The rate of increase of temperature with height (the temperature gradient) affects how the light rays travel from the object to our eyes and thus how we see the resulting image pattern. The superior mirage may cause the image (or parts thereof) of an object to appear visible even though the object is actually located below the horizon. The object can also appear lifted well above its actual position, and taller, larger or closer than it actually is; or shorter, smaller or further away than it actually is. When an image appears much higher in the sky than the actual object’s position, the condition is termed looming.
When an image appears much taller, the condition is termed towering. When an image appears much shorter, the condition is termed stooping
In a Fata Morgana mirage, distant objects and features at the horizon appear as spikes, turrets or towers, objects with great vertical exaggeration rising from the surface. Charles Funk of Funk & Wagnell’s Dictionary fame traced the origin of the name Fata Morgana to Italian poets who named what they saw rising up across the Strait of Messina after the fairy castles of Morgana. Literally, Fata Morgana means the Fairy Morgana, a reference to the English legends of King Arthur’s enchanted sister Morgana, who dwelled in a crystal castle beneath the sea.

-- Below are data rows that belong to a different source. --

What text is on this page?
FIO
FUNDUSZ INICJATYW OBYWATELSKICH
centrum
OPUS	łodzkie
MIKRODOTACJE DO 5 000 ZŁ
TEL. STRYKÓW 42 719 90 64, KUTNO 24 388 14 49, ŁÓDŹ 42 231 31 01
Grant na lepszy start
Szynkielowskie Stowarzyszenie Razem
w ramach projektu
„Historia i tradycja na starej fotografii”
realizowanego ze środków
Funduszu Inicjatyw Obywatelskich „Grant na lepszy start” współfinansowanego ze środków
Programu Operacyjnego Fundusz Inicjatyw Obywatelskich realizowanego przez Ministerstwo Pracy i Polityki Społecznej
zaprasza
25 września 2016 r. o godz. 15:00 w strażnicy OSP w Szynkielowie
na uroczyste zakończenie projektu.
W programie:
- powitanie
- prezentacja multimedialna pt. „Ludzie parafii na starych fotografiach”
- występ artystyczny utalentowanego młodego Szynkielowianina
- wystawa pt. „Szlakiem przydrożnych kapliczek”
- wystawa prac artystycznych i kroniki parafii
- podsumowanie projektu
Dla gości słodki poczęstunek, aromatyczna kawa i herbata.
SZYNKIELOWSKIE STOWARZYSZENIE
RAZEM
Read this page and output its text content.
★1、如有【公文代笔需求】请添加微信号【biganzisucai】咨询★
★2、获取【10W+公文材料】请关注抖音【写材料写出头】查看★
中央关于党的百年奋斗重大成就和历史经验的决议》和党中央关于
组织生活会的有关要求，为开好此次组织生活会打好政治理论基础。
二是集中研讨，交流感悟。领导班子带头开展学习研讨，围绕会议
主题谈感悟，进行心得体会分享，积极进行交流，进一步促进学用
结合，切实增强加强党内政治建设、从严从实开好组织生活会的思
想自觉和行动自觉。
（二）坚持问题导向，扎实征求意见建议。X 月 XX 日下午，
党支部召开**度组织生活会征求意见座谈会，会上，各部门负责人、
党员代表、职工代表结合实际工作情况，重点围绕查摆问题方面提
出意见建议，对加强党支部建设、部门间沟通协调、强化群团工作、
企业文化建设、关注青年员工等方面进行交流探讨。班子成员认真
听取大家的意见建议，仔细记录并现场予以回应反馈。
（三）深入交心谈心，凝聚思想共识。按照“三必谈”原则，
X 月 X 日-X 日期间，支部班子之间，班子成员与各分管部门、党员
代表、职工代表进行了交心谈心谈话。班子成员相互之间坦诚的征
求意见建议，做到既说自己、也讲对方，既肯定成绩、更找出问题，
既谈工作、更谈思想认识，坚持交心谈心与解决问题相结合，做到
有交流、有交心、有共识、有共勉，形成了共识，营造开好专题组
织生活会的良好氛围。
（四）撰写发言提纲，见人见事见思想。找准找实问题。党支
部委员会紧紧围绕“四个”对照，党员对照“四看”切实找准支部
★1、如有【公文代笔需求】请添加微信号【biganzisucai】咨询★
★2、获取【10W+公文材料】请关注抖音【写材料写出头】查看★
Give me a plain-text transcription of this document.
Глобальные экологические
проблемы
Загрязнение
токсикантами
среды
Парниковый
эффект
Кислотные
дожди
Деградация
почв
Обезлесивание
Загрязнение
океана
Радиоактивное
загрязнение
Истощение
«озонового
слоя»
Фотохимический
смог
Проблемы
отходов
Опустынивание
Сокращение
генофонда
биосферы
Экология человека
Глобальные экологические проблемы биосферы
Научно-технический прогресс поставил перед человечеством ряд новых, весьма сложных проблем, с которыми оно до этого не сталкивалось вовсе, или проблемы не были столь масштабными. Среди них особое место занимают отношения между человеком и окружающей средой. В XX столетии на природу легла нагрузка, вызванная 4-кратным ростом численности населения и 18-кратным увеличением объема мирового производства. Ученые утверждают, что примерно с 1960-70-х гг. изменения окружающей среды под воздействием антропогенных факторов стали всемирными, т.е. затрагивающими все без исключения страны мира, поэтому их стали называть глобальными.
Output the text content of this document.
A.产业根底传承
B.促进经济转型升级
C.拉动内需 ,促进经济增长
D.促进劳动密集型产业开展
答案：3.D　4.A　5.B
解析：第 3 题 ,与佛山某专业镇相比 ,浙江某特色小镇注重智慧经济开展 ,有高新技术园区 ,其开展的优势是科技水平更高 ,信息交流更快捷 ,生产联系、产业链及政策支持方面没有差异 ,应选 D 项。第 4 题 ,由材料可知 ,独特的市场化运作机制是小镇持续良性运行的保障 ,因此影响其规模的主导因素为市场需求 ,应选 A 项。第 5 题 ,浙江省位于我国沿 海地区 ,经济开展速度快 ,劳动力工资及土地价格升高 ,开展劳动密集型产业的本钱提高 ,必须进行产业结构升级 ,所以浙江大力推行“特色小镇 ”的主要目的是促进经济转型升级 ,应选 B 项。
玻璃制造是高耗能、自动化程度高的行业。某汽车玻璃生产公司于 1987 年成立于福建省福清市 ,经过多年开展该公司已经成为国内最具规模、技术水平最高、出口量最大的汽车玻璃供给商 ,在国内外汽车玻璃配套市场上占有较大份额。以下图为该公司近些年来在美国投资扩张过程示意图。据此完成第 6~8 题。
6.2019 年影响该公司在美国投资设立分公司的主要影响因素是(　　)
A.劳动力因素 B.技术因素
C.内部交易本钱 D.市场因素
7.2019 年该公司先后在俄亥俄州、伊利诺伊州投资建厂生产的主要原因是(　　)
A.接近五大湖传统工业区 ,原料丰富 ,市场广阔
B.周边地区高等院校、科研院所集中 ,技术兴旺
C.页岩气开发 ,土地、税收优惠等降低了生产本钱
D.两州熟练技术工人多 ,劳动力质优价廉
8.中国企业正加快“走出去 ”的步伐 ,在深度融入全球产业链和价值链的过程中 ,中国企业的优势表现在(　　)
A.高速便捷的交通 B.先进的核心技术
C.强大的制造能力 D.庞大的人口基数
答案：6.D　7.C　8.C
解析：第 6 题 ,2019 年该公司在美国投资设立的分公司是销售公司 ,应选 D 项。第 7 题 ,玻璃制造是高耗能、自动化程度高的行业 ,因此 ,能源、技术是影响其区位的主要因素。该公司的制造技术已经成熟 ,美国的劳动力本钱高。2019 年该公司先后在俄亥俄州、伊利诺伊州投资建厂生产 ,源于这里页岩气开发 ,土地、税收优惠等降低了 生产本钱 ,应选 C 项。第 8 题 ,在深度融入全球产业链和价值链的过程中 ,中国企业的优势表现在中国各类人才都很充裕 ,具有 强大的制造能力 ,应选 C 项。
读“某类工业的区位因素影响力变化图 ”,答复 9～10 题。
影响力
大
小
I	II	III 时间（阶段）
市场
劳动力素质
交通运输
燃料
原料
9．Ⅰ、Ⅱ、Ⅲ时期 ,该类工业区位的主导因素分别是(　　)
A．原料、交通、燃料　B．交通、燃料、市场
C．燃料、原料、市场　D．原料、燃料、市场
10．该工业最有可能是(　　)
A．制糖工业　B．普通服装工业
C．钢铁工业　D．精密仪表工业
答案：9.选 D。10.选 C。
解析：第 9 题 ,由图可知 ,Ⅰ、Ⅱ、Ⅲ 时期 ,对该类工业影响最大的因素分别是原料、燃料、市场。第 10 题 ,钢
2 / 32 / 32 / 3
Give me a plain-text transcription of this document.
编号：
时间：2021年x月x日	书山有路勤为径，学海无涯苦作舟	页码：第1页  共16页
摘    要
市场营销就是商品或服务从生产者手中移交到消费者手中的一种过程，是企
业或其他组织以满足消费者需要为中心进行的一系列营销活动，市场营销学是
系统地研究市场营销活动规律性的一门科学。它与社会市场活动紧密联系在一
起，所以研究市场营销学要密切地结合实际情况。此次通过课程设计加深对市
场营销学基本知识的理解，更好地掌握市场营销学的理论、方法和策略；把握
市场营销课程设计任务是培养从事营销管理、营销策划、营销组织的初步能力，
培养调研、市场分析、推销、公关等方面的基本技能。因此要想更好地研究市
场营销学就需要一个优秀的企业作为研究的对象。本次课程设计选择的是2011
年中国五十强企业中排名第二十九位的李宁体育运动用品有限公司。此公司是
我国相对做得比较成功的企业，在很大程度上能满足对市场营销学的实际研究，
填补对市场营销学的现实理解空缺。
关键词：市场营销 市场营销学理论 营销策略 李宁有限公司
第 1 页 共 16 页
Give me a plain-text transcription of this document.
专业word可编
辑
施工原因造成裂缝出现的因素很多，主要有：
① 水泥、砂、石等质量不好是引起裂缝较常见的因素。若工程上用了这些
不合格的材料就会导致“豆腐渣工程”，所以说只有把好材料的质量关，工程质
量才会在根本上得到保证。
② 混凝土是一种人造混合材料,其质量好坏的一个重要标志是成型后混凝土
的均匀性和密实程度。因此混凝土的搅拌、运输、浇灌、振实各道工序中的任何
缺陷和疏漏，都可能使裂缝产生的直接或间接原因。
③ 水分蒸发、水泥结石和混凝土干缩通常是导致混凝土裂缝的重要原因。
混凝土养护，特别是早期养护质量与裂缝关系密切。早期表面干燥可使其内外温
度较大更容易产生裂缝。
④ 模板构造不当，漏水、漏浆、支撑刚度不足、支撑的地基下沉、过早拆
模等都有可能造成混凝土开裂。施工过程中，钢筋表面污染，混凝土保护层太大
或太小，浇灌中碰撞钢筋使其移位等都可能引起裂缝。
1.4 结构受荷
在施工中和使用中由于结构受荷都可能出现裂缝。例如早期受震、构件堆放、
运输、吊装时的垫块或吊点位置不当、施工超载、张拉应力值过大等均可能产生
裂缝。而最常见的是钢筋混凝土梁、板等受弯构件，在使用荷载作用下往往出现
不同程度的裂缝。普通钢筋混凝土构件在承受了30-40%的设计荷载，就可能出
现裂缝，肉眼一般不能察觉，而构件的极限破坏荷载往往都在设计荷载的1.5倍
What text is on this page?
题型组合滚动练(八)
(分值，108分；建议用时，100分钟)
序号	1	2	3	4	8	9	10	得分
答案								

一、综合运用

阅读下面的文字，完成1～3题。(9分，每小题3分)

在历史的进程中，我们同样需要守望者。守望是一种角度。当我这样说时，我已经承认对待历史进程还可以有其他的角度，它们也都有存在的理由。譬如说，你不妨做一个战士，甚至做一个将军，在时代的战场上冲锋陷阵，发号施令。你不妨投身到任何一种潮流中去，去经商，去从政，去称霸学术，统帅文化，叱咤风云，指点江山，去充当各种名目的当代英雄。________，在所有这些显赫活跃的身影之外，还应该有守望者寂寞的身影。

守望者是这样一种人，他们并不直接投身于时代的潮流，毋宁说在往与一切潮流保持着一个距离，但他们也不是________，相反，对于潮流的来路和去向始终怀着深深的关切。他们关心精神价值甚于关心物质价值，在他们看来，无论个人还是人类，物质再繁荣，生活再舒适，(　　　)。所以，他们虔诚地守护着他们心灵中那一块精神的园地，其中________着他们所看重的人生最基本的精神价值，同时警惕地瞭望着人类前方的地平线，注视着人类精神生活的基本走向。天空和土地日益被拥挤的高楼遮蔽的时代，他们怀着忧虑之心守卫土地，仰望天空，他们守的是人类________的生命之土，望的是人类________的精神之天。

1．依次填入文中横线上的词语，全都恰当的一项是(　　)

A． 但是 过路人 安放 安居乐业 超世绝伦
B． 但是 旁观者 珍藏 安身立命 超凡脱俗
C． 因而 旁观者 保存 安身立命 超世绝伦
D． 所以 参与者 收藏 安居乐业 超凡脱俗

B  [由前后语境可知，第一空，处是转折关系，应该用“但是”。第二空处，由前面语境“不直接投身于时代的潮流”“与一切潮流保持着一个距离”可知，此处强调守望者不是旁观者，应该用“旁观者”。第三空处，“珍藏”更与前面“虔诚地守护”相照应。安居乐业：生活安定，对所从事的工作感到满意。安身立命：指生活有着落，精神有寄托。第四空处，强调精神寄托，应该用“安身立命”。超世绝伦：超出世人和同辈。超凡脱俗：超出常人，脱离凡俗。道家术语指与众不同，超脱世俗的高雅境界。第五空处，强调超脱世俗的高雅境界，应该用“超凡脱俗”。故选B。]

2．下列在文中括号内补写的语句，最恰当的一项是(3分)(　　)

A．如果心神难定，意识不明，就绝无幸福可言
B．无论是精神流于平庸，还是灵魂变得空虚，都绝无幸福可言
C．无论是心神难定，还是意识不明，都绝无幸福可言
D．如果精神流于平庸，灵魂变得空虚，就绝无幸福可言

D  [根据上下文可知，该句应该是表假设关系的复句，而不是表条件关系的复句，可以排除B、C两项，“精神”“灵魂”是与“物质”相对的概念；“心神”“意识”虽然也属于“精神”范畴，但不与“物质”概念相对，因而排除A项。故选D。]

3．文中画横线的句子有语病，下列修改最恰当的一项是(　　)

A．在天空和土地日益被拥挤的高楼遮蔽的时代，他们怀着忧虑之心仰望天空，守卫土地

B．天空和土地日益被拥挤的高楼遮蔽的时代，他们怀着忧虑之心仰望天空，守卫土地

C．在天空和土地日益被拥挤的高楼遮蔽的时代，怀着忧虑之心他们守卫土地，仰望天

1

Alistair Fraser, an expert on atmospheric optics at Pennsylvania State University, attributes the Fata Morgana to a situation where the temperature increases slowly with height from the surface until it reaches a shallow air layer where the increase in temperature becomes quite rapid. This layer is then topped with another layer of slowly increasing temperature. This atmospheric temperature structure will magnify objects whose light rays pass through the middle layer. Minor spatial variations in the inversion pattern can project a complex image pattern toward the observer. Variations in the degree, thickness or location of the layer may even cause relatively smooth surfaces of water or snow to appear as a line of irregular towers and spires.
In a nutshell, we see mirages everyday, at sunrise and sunset—ever notice how much larger the sun appears at that time of the day? Same thing happens when our full moon rises and sets. These are yet another kind of superior mirage, just a lot more common than a Fata Morgana.